Laut einer Meldung der in Hanover erscheinenden "Neue Presse" ("Rufe nach bundesweit rauchfreier Gastronomie werden lauter" vom 31. Juli 2008) hat der Verfassungsrechtlers Rupert Scholz darauf hingewiesen, daß nach dem Urteil des Bundesverfassungsgerichts vorerst das Rauchen in kleinen Kneipen flächendeckend erlaubt sei. Alle Bundesländer seien aufgerufen, ihre Gesetze unverzüglich an die Maßstäbe des Verfassungsgerichts anzupassen. Wirte und Raucher in kleinen Lokalen, die den Kriterien des Bundesverfassungsgerichts entsprechen, müßten keine Strafen befürchten. Sollte ein Bußgeld verhängt werden, könne man ihn sofort anfechten lassen, sich dabei auf das Karlsruher Urteil berufen und man werde das Gerichtsverfahren gewinnen.

Ergänzen möchte ich, daß man sich aus erzieherischen Gründen zusätzlich gegen den Beamten, der ein Bußgeld verhängt, beschweren sollte. Das Urteil des Bundesverfassungsgericht ist seit seiner Verkündigung geltendes Recht. Ordnungshüter, die dagegen verstoßen, machen sich einer Pflichtverletzung schuldig. Wenn man Polizeibeamte ärgern will, empfiehlt sich folgendes Vorgehen:
  • Gehen Sie auf das nächste Polizeirevier und geben Sei dort eine Dienstaufsichtsbeschwerde zu Protokoll. Man kann sie nicht darauf verweisen, Sie sollten gefälligst eine schriftliche Beschwerde aufsetzen. Die Polizei muß Ihre mündlich Beschwerde selbst schriftlich protokollieren, auch wenn das mit zwei unbeholfenen Fingern lange dauern sollte.

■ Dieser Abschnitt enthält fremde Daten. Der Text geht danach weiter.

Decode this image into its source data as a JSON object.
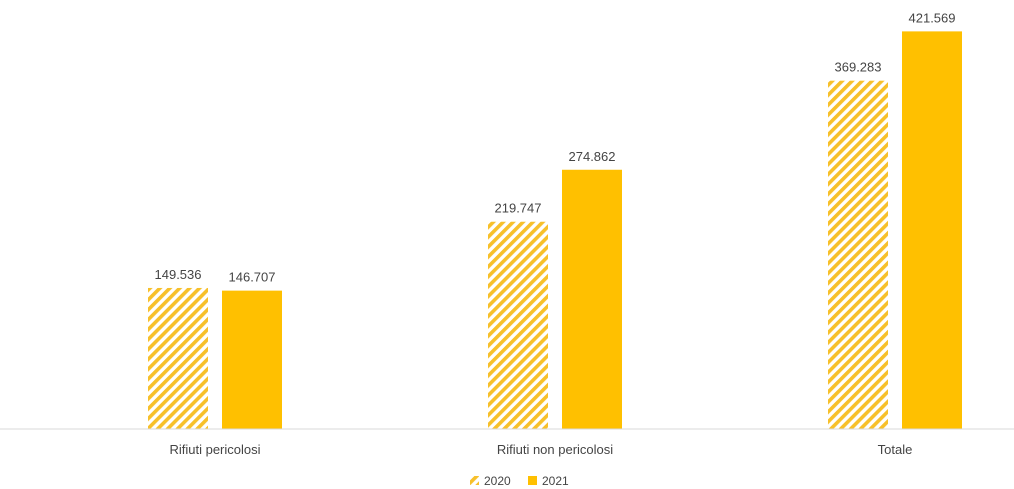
{
  "chart_data": {
    "type": "bar",
    "categories": [
      "Rifiuti pericolosi",
      "Rifiuti non pericolosi",
      "Totale"
    ],
    "series": [
      {
        "name": "2020",
        "values": [
          149536,
          219747,
          369283
        ],
        "labels": [
          "149.536",
          "219.747",
          "369.283"
        ],
        "pattern": "hatched",
        "color": "#F7C02A"
      },
      {
        "name": "2021",
        "values": [
          146707,
          274862,
          421569
        ],
        "labels": [
          "146.707",
          "274.862",
          "421.569"
        ],
        "pattern": "solid",
        "color": "#FFC000"
      }
    ],
    "ylim": [
      0,
      440000
    ],
    "legend_position": "bottom",
    "grid": false
  }
}
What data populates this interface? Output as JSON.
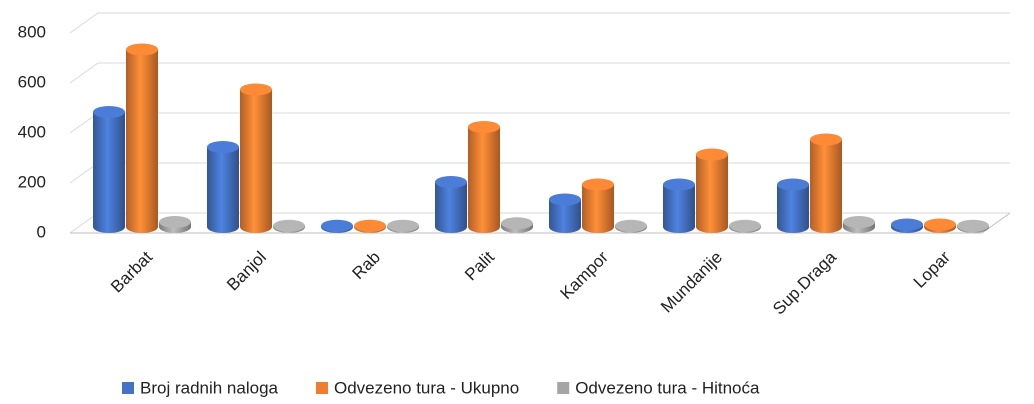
{
  "chart_data": {
    "type": "bar3d",
    "categories": [
      "Barbat",
      "Banjol",
      "Rab",
      "Palit",
      "Kampor",
      "Mundanije",
      "Sup.Draga",
      "Lopar"
    ],
    "series": [
      {
        "name": "Broj radnih naloga",
        "color": "#4472c4",
        "values": [
          460,
          320,
          5,
          180,
          110,
          170,
          170,
          10
        ]
      },
      {
        "name": "Odvezeno tura - Ukupno",
        "color": "#ed7d31",
        "values": [
          710,
          550,
          5,
          400,
          170,
          290,
          350,
          10
        ]
      },
      {
        "name": "Odvezeno tura - Hitnoća",
        "color": "#a5a5a5",
        "values": [
          20,
          5,
          5,
          15,
          5,
          5,
          20,
          5
        ]
      }
    ],
    "ylim": [
      0,
      800
    ],
    "yticks": [
      0,
      200,
      400,
      600,
      800
    ],
    "grid": true,
    "legend": "bottom"
  }
}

  • Beschweren Sie sich nicht nur gegen den Ordnungshüter, der gegen Sie ein Bußgeld verhängt hat, sondern zusätzlich auch gegen dessen Vorgesetzten, der es unterlassen hat, seinen Untergebenen über das Bundesverfassungsgerichtsurteil zu unterweisen.
  • Richten Sie Ihre Beschwerde an den für die Polizei zuständigen Innenminister bzw. Senator für Inneres und zwar "auf dem Dienstweg". Dies nervt die Polizei ganz besonders. Es bedeutet, Ihre Beschwerde muß über die komplette Hierarchie der Vorgesetzten stufenweise nach oben bis zum Inneneministerium weiter geleitet werden, jedesmal versehen mit einer Stellungnahme. Im Innenministerium wird dann ihre Beschwerde beschieden und geht dann den umgekehrten Weg über alle Hierarchiestufen bis zum Deppen, der gegen Sie ein Bußgeld verhängt hat.
  • Das gleiche Spiel geht natürlich auch in den Fällen, in denen kommunale Aufsichtsbeamte gegen das Bundesverfassungsgerichtsurteil verstoßen. Richten Sie in diesem Fall Ihre Beschwerde an den Bürgermeister bzw. Oberbürgermeister bzw. Landrat Ihrer Kommune bzw. Ihres Kreises - auf dem Dienstweg versteht und mündlich zu Protokoll.